Щукин тряхнул кадильницей, переступив с ноги на ногу, и на лице его отразилось нетерпение, даже испуг, он резко повернулся и пошел, потом остановился, точно вспомнив что-то, и посмотрел на Ядринцева долгим, как будто осмысленным взглядом. Лицо его исказилось болью, каким-то внутренним страданием, и он торопливо пошел, почти побежал прочь, но вдруг снова остановился, обернулся и сдавленным, хриплым голосом проговорил:

— Какая польза человеку, если он приобретет весь мир, а себя потеряет, душе своей повредит? Какая польза от того, что ты идешь? — отчетливо он спросил и засмеялся, смех его был жуткий. — Куда идешь, зачем? Ну, иди, иди, ищи свое стадо… Ха-ха-ха!.. Стадо. Все мы овцы безмозглые… овцы, овцы, а считаем себя людьми… Ха-ха-ха! — не то смеялся, не то рыдал он, удаляясь, звеня кадильницей, роняя в пыль зеленые перья лука, спина его в засаленном халате содрогалась от этого смеха-рыдания, длинные взлохмаченные волосы взлетали над головой — и весь он, Щукин (или то, что было когда-то Щукиным), был куда-то устремлен, куда-то спешил, от кого-то бежал, испуганно оглядываясь… Возможно, от себя самого. Ядринцев смотрел ему вслед, еще не зная, что видит своего друга в последний раз.


Когда с документами уладилось, сибиряков присоединили к другому этапу и погнали дальше. Не было только Щукина: его отправили в больницу. Шашков за три недели немного отдохнул, оклемался, повеселел. Хотя веселого было мало: одежда и обувь за дорогу износились, деньги кончились, казенные халаты едва держались на плечах. Но и это не самое худшее. Хуже, когда тебе силы откажут…

Партия подобралась пестрая, разношерстная — тут и карманники, и конокрады, и «беспашпортники», и какой-то мальчик лет четырнадцати, работавший учеником у костромского красильщика, но заболевший, выкинутый на улицу и оставшийся без вида, и крепкотелая, мужицкого сложения зырянка, ходившая на заработки да просрочившая, как и многие из шедших тут, паспорт, за что и была задержана полицией, и какая-то разбитная молодайка, строившая глазки солдатам, и какой-то отчаянный парнюга, в старом суконном пальто явно с чужого плеча, в коротких, должно быть, тоже позаимствованных у кого-то портах, босиком, и в наручниках, которые он, скорее из баловства, стращая и подзадоривая конвойных, то и дело пытался сорвать, громко выкрикивая:

— А ну-к, сымитя! Надоели они мне… А не то сам сброшу… тады хужее будет. Не погляжу, что с ружьями…
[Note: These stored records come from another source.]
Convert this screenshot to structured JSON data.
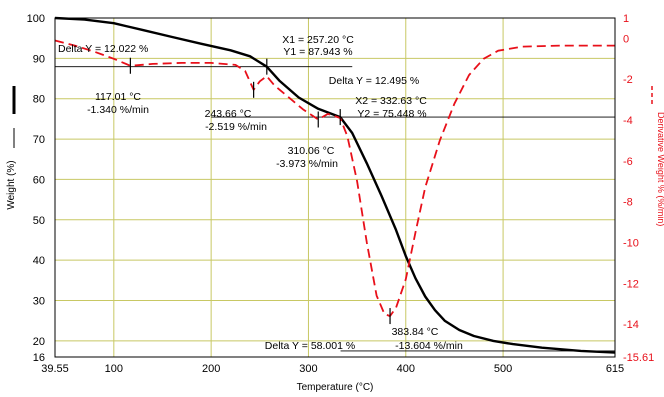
{
  "chart_data": {
    "type": "line",
    "xlabel": "Temperature (°C)",
    "ylabel": "Weight (%)",
    "y2label": "Derivative Weight % (%/min)",
    "xlim": [
      39.55,
      615
    ],
    "ylim": [
      16,
      100
    ],
    "y2lim": [
      -15.61,
      1
    ],
    "x_ticks": [
      "39.55",
      "100",
      "200",
      "300",
      "400",
      "500",
      "615"
    ],
    "y_ticks": [
      "100",
      "90",
      "80",
      "70",
      "60",
      "50",
      "40",
      "30",
      "20",
      "16"
    ],
    "y2_ticks": [
      "1",
      "0",
      "-2",
      "-4",
      "-6",
      "-8",
      "-10",
      "-12",
      "-14",
      "-15.61"
    ],
    "grid": true,
    "series": [
      {
        "name": "",
        "axis": "left",
        "color": "#000000",
        "style": "solid",
        "x": [
          39.55,
          70,
          100,
          130,
          160,
          190,
          220,
          240,
          257.2,
          270,
          290,
          310.06,
          332.63,
          345,
          360,
          375,
          390,
          400,
          410,
          420,
          430,
          440,
          455,
          470,
          490,
          510,
          540,
          580,
          615
        ],
        "y": [
          100,
          99.6,
          98.7,
          97.0,
          95.3,
          93.6,
          92.0,
          90.5,
          87.943,
          84.5,
          80.3,
          77.5,
          75.448,
          71.5,
          64.0,
          56.0,
          47.5,
          41.0,
          35.5,
          31.0,
          27.6,
          25.0,
          22.7,
          21.2,
          20.0,
          19.2,
          18.3,
          17.5,
          17.1
        ]
      },
      {
        "name": "",
        "axis": "right",
        "color": "#e8101a",
        "style": "dashed",
        "x": [
          39.55,
          60,
          80,
          100,
          117.01,
          140,
          170,
          200,
          225,
          235,
          243.66,
          250,
          257.2,
          265,
          280,
          295,
          310.06,
          320,
          332.63,
          340,
          350,
          360,
          370,
          378,
          383.84,
          390,
          400,
          410,
          420,
          435,
          450,
          465,
          480,
          495,
          520,
          560,
          615
        ],
        "y": [
          -0.1,
          -0.35,
          -0.65,
          -1.0,
          -1.34,
          -1.25,
          -1.2,
          -1.2,
          -1.3,
          -1.6,
          -2.519,
          -2.1,
          -1.85,
          -2.3,
          -2.9,
          -3.5,
          -3.973,
          -3.7,
          -3.9,
          -4.8,
          -7.0,
          -10.0,
          -12.6,
          -13.5,
          -13.604,
          -13.2,
          -11.8,
          -9.5,
          -7.3,
          -5.0,
          -3.2,
          -1.8,
          -1.0,
          -0.6,
          -0.4,
          -0.35,
          -0.35
        ]
      }
    ],
    "markers": [
      {
        "x": 117.01,
        "y": -1.34,
        "axis": "right"
      },
      {
        "x": 243.66,
        "y": -2.519,
        "axis": "right"
      },
      {
        "x": 257.2,
        "y": 87.943,
        "axis": "left"
      },
      {
        "x": 310.06,
        "y": -3.973,
        "axis": "right"
      },
      {
        "x": 332.63,
        "y": 75.448,
        "axis": "left"
      },
      {
        "x": 383.84,
        "y": -13.604,
        "axis": "right"
      }
    ],
    "annotations": [
      {
        "text": "Delta Y = 12.022 %"
      },
      {
        "text": "117.01 °C"
      },
      {
        "text": "-1.340 %/min"
      },
      {
        "text": "X1 = 257.20 °C"
      },
      {
        "text": "Y1 = 87.943 %"
      },
      {
        "text": "243.66 °C"
      },
      {
        "text": "-2.519 %/min"
      },
      {
        "text": "Delta Y = 12.495 %"
      },
      {
        "text": "X2 = 332.63 °C"
      },
      {
        "text": "Y2 = 75.448 %"
      },
      {
        "text": "310.06 °C"
      },
      {
        "text": "-3.973 %/min"
      },
      {
        "text": "383.84 °C"
      },
      {
        "text": "Delta Y = 58.001 %"
      },
      {
        "text": "-13.604 %/min"
      }
    ]
  }
}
Шел еще какой-то поп-расстрига, еще какой-то бывший бурлак, еще какой-то парень, служивший у пермского богача в маркерах, не поладивший с хозяином и «шваркнувший» однажды его, как сам он рассказывал, биллиардным шаром по голове… Парень этот был весельчак, балагур и песенник. И никогда не терял присутствия духа. Случалось, так уставали, что дальше идти невмоготу — ложись и умирай. И тут он, этот парень, подавал голос:

— Господа часовые, — подмигивал солдатам, — а не гаркнуть ли нам песняка?

И гаркал так, что в ушах отдавалось.

И-эх ты, чернобровая моя да в крапинку,

А за што ты меня высушила?..

И откуда только силы брались! Люди веселели. Кто-то уже притопывал, присвистывал. Два молодых солдата, конвойные, не выдержав, передали ружья не глядя кому, одно оказалось в руках Ядринцева, и пустились в в пляс, выделывая такие коленца, залюбуешься. И уже все смешалось — не разберешь, где конвойные, а где конвоируемые. Забыли на минуту обо всем на свете, будто и не партия ссыльных, а просто подгулявшая, развеселая компания.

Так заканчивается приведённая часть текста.